Working in the Search sector for nearly a decade now, it would seem like this is an easy question to answer. However, to a degree, it is not. Why can it be such a vexing concern? As simply put as I can; it’s all in the context of the search, not so much the content.
You can (and should) build the more beautifully indexed body of content imaginable, but without relevance applied to a search, it’s use is limited at best. Identifying the context of the search is critical to determining the relevancy of the results.
A good example from a book recently read, illustrated the importance of relevancy signals to search. Take the case of two doctors searching the term ‘myocardial infarction’.
Doctor #1 is in his office, looking for recent research into the causes of sudden death from heart attacks. He’s most interested in the latest articles regarding predictive signals or other metrics that might more accurately predict the likelihood of an event in his patients.
Doctor #2 is in the ER, faced with a perplexing acute MI; and is in need of a procedure that will stabilize the patient as rapidly as possible. Perhaps there is a new class of drugs that can help, and he needs to know how to administer them, quickly, or even know if his facility caries the desired drug.
Both of these physicians may be searching on the same term, but they needs are strikingly different. Giving each of these doctors the right (relevant) results quickly can only occur with the application of signals. Signals might include the location of the search? Is it coming from a network in the ER, or the subnet in the offices? Are their other signals such as which doctor may be making the search? Some doctors are assigned to ERs, others may not ever rotate through. These are all signals that can impact the relevancy of a search.
So, how does the search engine know the context? It needs to be fed the signals so it can calculate the relevancy of each result to the search being conducted. These signals need to be identified and provided by an intervening layer that understands the context of the search. That context might be the geolocation or known assignment, or even the past search history of a specific user that includes information on which links they more often explore. All of these are signals that can be expressed to a search engine (or appliance) to improve relevancy.
How might these signals be expressed? Some examples, if I might diverge down a rabbit hole related to my own decade or so experience with Solr, would be applying boost formulas to specific fields containing results stored in certain fields or term sets in the body of content.

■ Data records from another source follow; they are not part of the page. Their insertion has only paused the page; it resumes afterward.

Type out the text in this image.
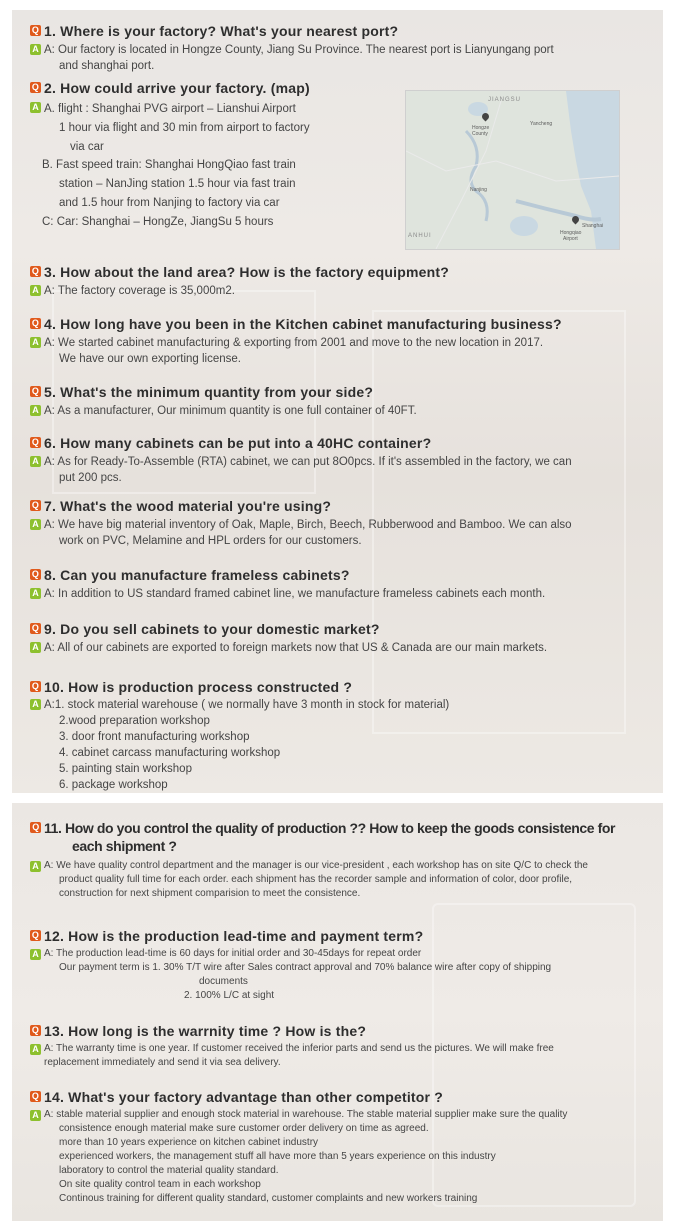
Q 1. Where is your factory? What's your nearest port?
A A: Our factory is located in Hongze County, Jiang Su Province. The nearest port is Lianyungang port
and shanghai port.
Q 2. How could arrive your factory. (map)
A A. flight : Shanghai PVG airport – Lianshui Airport
1 hour via flight and 30 min from airport to factory
via car
B. Fast speed train: Shanghai HongQiao fast train
station – NanJing station 1.5 hour via fast train
and 1.5 hour from Nanjing to factory via car
C: Car: Shanghai – HongZe, JiangSu 5 hours
JIANGSU
Hongze
County
Yancheng
Nanjing
ANHUI
Shanghai
Hongqiao
Airport
Q 3. How about the land area? How is the factory equipment?
A A: The factory coverage is 35,000m2.
Q 4. How long have you been in the Kitchen cabinet manufacturing business?
A A: We started cabinet manufacturing & exporting from 2001 and move to the new location in 2017.
We have our own exporting license.
Q 5. What's the minimum quantity from your side?
A A: As a manufacturer, Our minimum quantity is one full container of 40FT.
Q 6. How many cabinets can be put into a 40HC container?
A A: As for Ready-To-Assemble (RTA) cabinet, we can put 8O0pcs. If it's assembled in the factory, we can
put 200 pcs.
Q 7. What's the wood material you're using?
A A: We have big material inventory of Oak, Maple, Birch, Beech, Rubberwood and Bamboo. We can also
work on PVC, Melamine and HPL orders for our customers.
Q 8. Can you manufacture frameless cabinets?
A A: In addition to US standard framed cabinet line, we manufacture frameless cabinets each month.
Q 9. Do you sell cabinets to your domestic market?
A A: All of our cabinets are exported to foreign markets now that US & Canada are our main markets.
Q 10. How is production process constructed ?
A A:1. stock material warehouse ( we normally have 3 month in stock for material)
2.wood preparation workshop
3. door front manufacturing workshop
4. cabinet carcass manufacturing workshop
5. painting stain workshop
6. package workshop
Q 11. How do you control the quality of production ?? How to keep the goods consistence for
each shipment ?
A A: We have quality control department and the manager is our vice-president , each workshop has on site Q/C to check the
product quality full time for each order. each shipment has the recorder sample and information of color, door profile,
construction for next shipment comparision to meet the consistence.
Q 12. How is the production lead-time and payment term?
A A: The production lead-time is 60 days for initial order and 30-45days for repeat order
Our payment term is 1. 30% T/T wire after Sales contract approval and 70% balance wire after copy of shipping
documents
2. 100% L/C at sight
Q 13. How long is the warrnity time ? How is the?
A A: The warranty time is one year. If customer received the inferior parts and send us the pictures. We will make free
replacement immediately and send it via sea delivery.
Q 14. What's your factory advantage than other competitor ?
A A: stable material supplier and enough stock material in warehouse. The stable material supplier make sure the quality
consistence enough material make sure customer order delivery on time as agreed.
more than 10 years experience on kitchen cabinet industry
experienced workers, the management stuff all have more than 5 years experience on this industry
laboratory to control the material quality standard.
On site quality control team in each workshop
Continous training for different quality standard, customer complaints and new workers training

Perhaps for the ER doctor, documents with a field property of medical_procedure:myocardial medical_procedure:infarction would boost the score by a major factor, pushing how-to or other information to the top of the list.

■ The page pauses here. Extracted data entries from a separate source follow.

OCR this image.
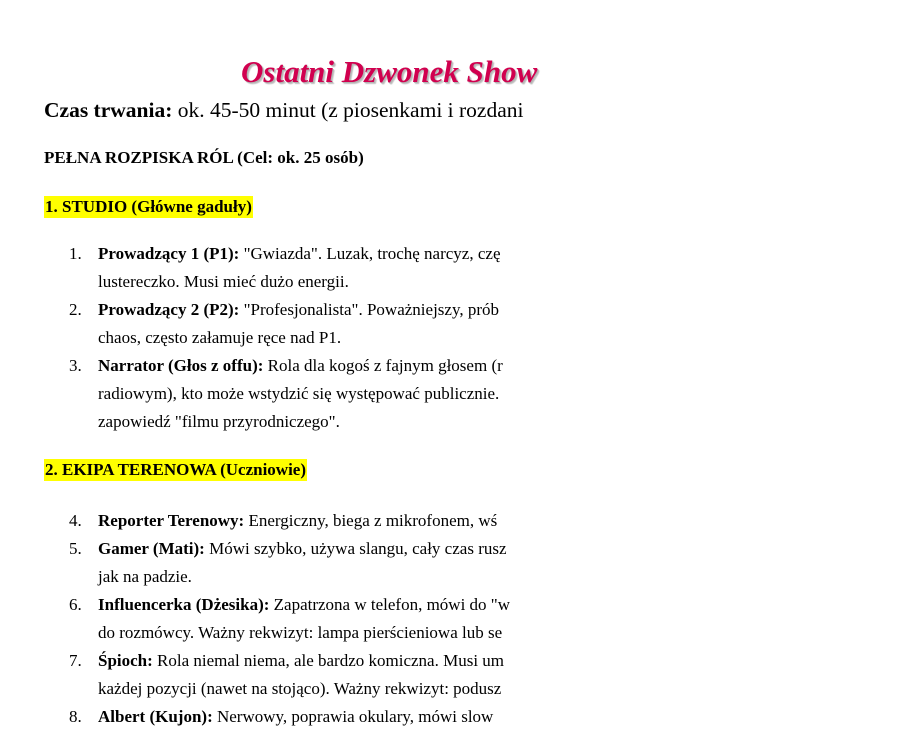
Ostatni Dzwonek Show
Czas trwania: ok. 45-50 minut (z piosenkami i rozdani
PEŁNA ROZPISKA RÓL (Cel: ok. 25 osób)
1. STUDIO (Główne gaduły)
1. Prowadzący 1 (P1): "Gwiazda". Luzak, trochę narcyz, czę
lustereczko. Musi mieć dużo energii.
2. Prowadzący 2 (P2): "Profesjonalista". Poważniejszy, prób
chaos, często załamuje ręce nad P1.
3. Narrator (Głos z offu): Rola dla kogoś z fajnym głosem (r
radiowym), kto może wstydzić się występować publicznie.
zapowiedź "filmu przyrodniczego".
2. EKIPA TERENOWA (Uczniowie)
4. Reporter Terenowy: Energiczny, biega z mikrofonem, wś
5. Gamer (Mati): Mówi szybko, używa slangu, cały czas rusz
jak na padzie.
6. Influencerka (Dżesika): Zapatrzona w telefon, mówi do "w
do rozmówcy. Ważny rekwizyt: lampa pierścieniowa lub se
7. Śpioch: Rola niemal niema, ale bardzo komiczna. Musi um
każdej pozycji (nawet na stojąco). Ważny rekwizyt: podusz
8. Albert (Kujon): Nerwowy, poprawia okulary, mówi slow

In opposition to that, the other doctor’s search might look at boosting publication date (more recent, more boost) and other fields such as a flag indicating the content is research (e.g. research:true article:true). The way relevancy can be identified and improved will always require the application of some signals, of one type or another.
Other examples of signals that can be applied, might originate from the content curator. Any good search application needs to have SMEs (subject mater experts) and content curators continually updating the data and reviewing the results. Something a curator might do is apply a boost factor for products that are currently on sale, or have a ‘most popular’ rank that has recently changed. Maybe the product is over-stocked, or perhaps it was just discontinued. The curator is a critical pat of the relevancy solution. It can’t be left solely on the shoulders of the search engineering team to ‘guess’ that is relevant today, and what is not.
There needs to be a concentric circle of needs, so to speak, when considering the factoring and refactoring of the search (relevancy) solution. The layers (outer to inner) of this concentric feedback look might look like this.
Poor feedback / upset users / lost sales
Business and domain awareness
Content curation
Paired relevance tuning
Test-driven relevance.
The Takeaway
More important to a good search solution, and thus a good customer experience is a TEAM of people looking at the changing relevancy of content, tuning to meet the most urgent business and customer needs, and method of signaling the context of a search to ensure the most relevant results are returned, every time.